Mark 9:46

where their worm never dies and the fire is never quenched. (Omitted)


omitted in most editions
worms get double billing here
as does voracious fire

an ouroborosian juggernaut
of rolling destruction
fuel and fire crushing life

having lost touch with worms
we place our fears on them
glad for their sacrifice

as long as we create worms
we’re in like Flynn
their curse our blessing


Again with the worms!

It does take awhile to begin to shift either or both past and future into the constraints of a present moment. As these moments flit by we are constantly having to redraw lessons learned and clarify visions from a further horizon.

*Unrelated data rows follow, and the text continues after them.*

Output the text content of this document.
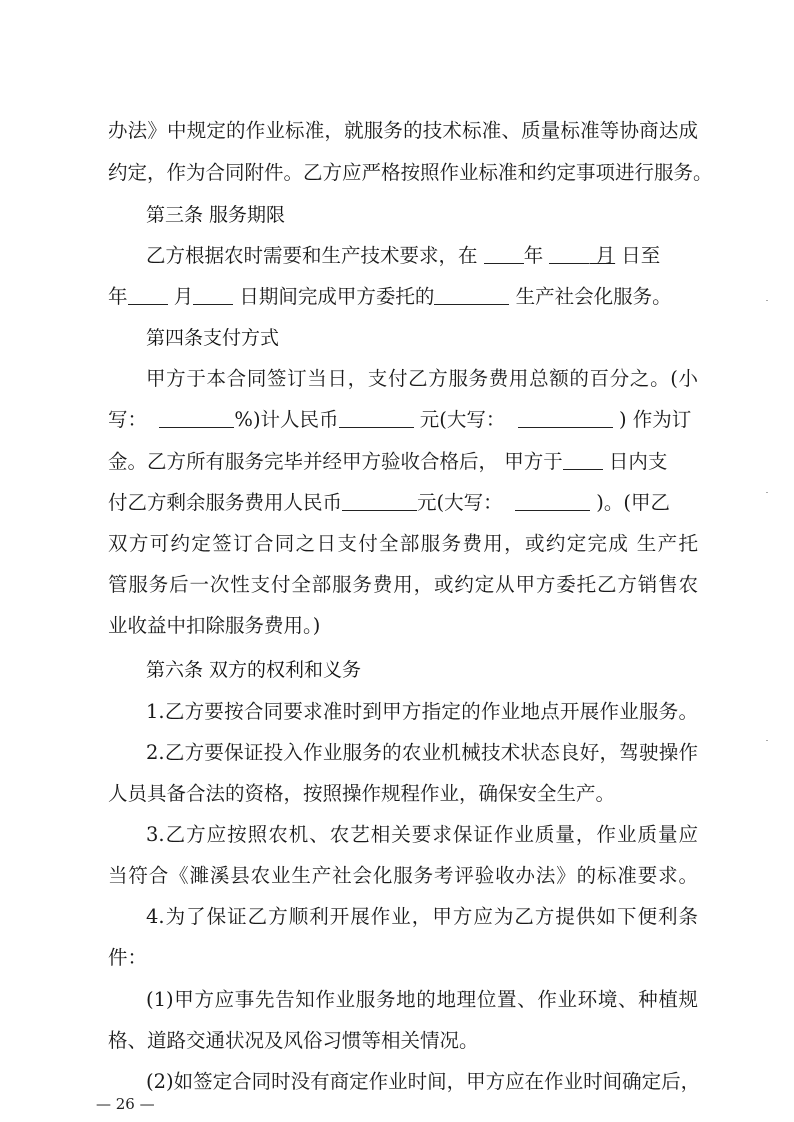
办法》中规定的作业标准，就服务的技术标准、质量标准等协商达成
约定，作为合同附件。乙方应严格按照作业标准和约定事项进行服务。
第三条 服务期限
乙方根据农时需要和生产技术要求，在 年  月 日至
年 月 日期间完成甲方委托的	生产社会化服务。
第四条支付方式
甲方于本合同签订当日，支付乙方服务费用总额的百分之。(小
写：	%)计人民币	元(大写：	) 作为订
金。乙方所有服务完毕并经甲方验收合格后， 甲方于 日内支
付乙方剩余服务费用人民币	元(大写：	)。(甲乙
双方可约定签订合同之日支付全部服务费用，或约定完成 生产托
管服务后一次性支付全部服务费用，或约定从甲方委托乙方销售农
业收益中扣除服务费用。)
第六条 双方的权利和义务
1.乙方要按合同要求准时到甲方指定的作业地点开展作业服务。
2.乙方要保证投入作业服务的农业机械技术状态良好，驾驶操作
人员具备合法的资格，按照操作规程作业，确保安全生产。
3.乙方应按照农机、农艺相关要求保证作业质量，作业质量应
当符合《濉溪县农业生产社会化服务考评验收办法》的标准要求。
4.为了保证乙方顺利开展作业，甲方应为乙方提供如下便利条
件：
(1)甲方应事先告知作业服务地的地理位置、作业环境、种植规
格、道路交通状况及风俗习惯等相关情况。
(2)如签定合同时没有商定作业时间，甲方应在作业时间确定后，
— 26 —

At some point there comes a recognition that all the different ways we are able to postpone our come-uppance contain the moral injury to ourselves of conscience of harm caused and good left undone. These continue the conscious or unconscious stress of self-justification.

The worms are internal. To live is to do so in a parasitic setting. We are host to many parasites, some helpful and some not. We are also parasitic to many, sometimes helpfully so and sometimes not. These various partnerships, with various levels of harm and help, can get universalized into strange concepts such as original sin that explain away our inability to escape their gravitational field and leave us fated to never escape WormLand. The specific “where” destination becomes universalized as “everywhere” we travel.

In a similar manner they can get excused away, by our seeing “all theys as the hand or foot that causes us to stumble and we would cut them off. Aren’t we much more prone to prescribing this for others than for ourselves who have extenuating circumstances and will, of course, follow through on our promise of the moment to do better?” (Wrestling Year B: Connecting Sunday Readings with Lived Experience, Wesley White227).

In the end we are left with a question of where such worms fit into “good news”. For the moment consider that this section and, later, chapter 13, are examples of being trapped in wilderness temptation that scares us away from traveling further into the wilderness to enter a retreat of sustaining hope and ever-widening grace from which we then return—more fruitfully partnered with the worms and ourselves.